Türk edebiyatında kaşınıp kaşınıp kanatılan bir yara olarak karşımıza çıkıyor “Türk edebiyatı mı yoksa Türkçe edebiyat mı?” tartışması. Sorunun sorunsala dönüşmesine sebep olan tavırsa Türkçe edebiyat savunucularının Türk edebiyatı kavramını kullanan herkesi “faşist, ırkçı, kafatasçı” etiketleriyle bir torbaya doldurup meseleyi tartışma alanından çıkarıp kendi haklılıklarının kabulünde uzlaşılması talebiyle uyguladıkları stratejiden kaynaklanıyor.

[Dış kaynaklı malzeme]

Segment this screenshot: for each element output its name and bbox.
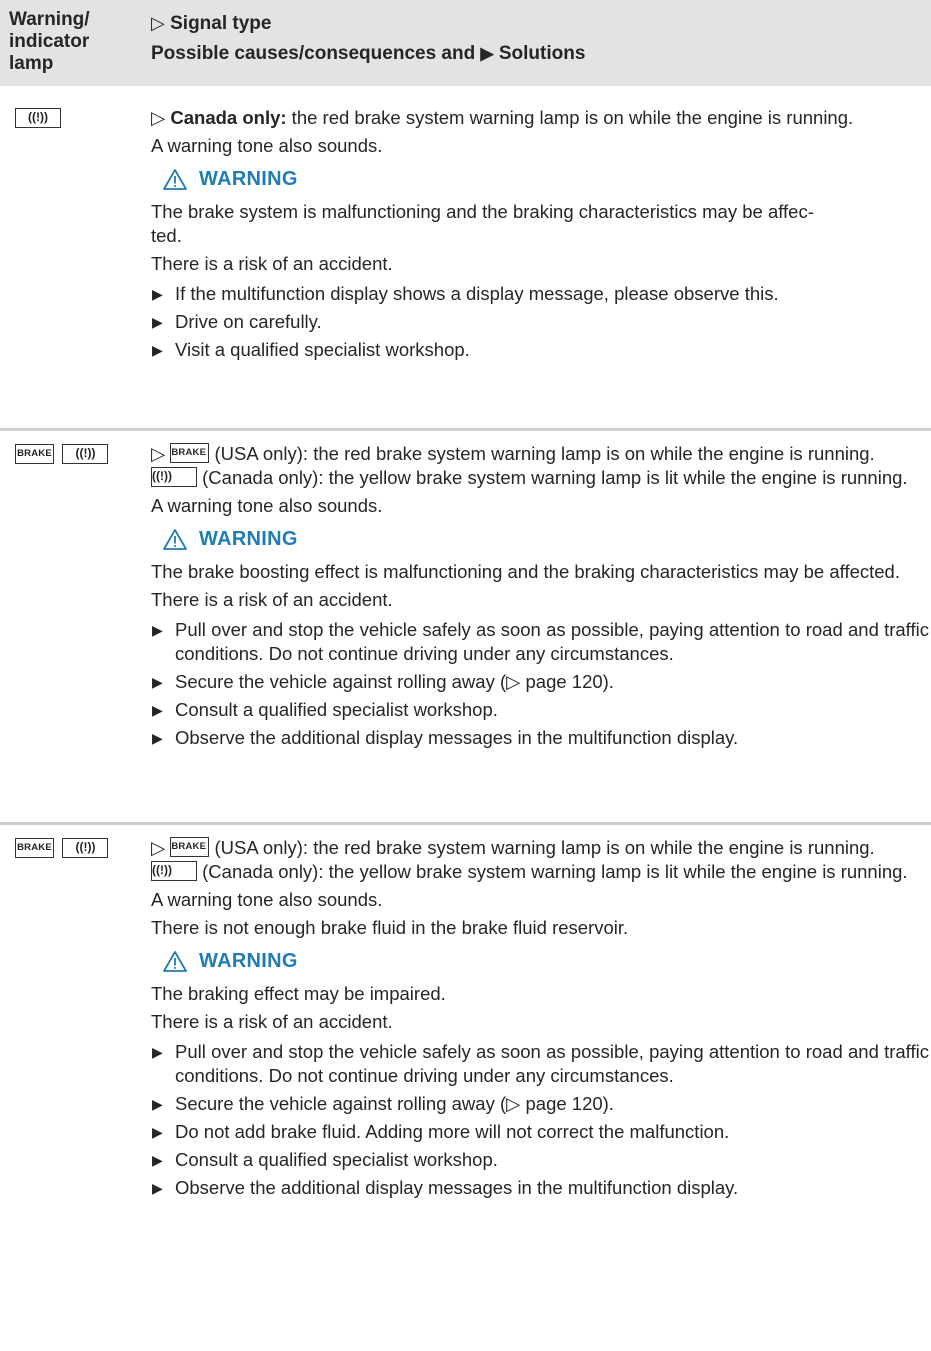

Meseleyi siyaset bilimi, tarih, şiir teorisi ve dil bilgisi gibi birçok disiplinle tartışma imkânı varken Türkçe edebiyat savunucuları için kendi fikirlerini kabul etmeyen herkes faşizm bayrağı altında birleşmiş barbarlar olarak nitelendirildiği için tartışmada bir arpa boyu yol alınamıyor. Meselenin gündeme gelmesiyle beraber Twitter’da yaptığımız canlı yayına binlerce kişi katıldı. Yayından sonra Türkçe edebiyatçılara yapmış olduğum canlı yayında tartışma teklifi hepsi tarafından reddedildi. Kendi konfor alanından bir tezi savunup yanlışlanabilecek ortama girmenin korkusu Türkçe edebiyat savunucuları için prestik felaketi yaratacağı için bu tavırları anlaşılabilirdi. Meseleyi doğruyu ortaya çıkarmak değil de haklı çıkmak üzerine kurarsanız, doğru işinize gelmediği zaman susma seçeneğine sarılırsınız.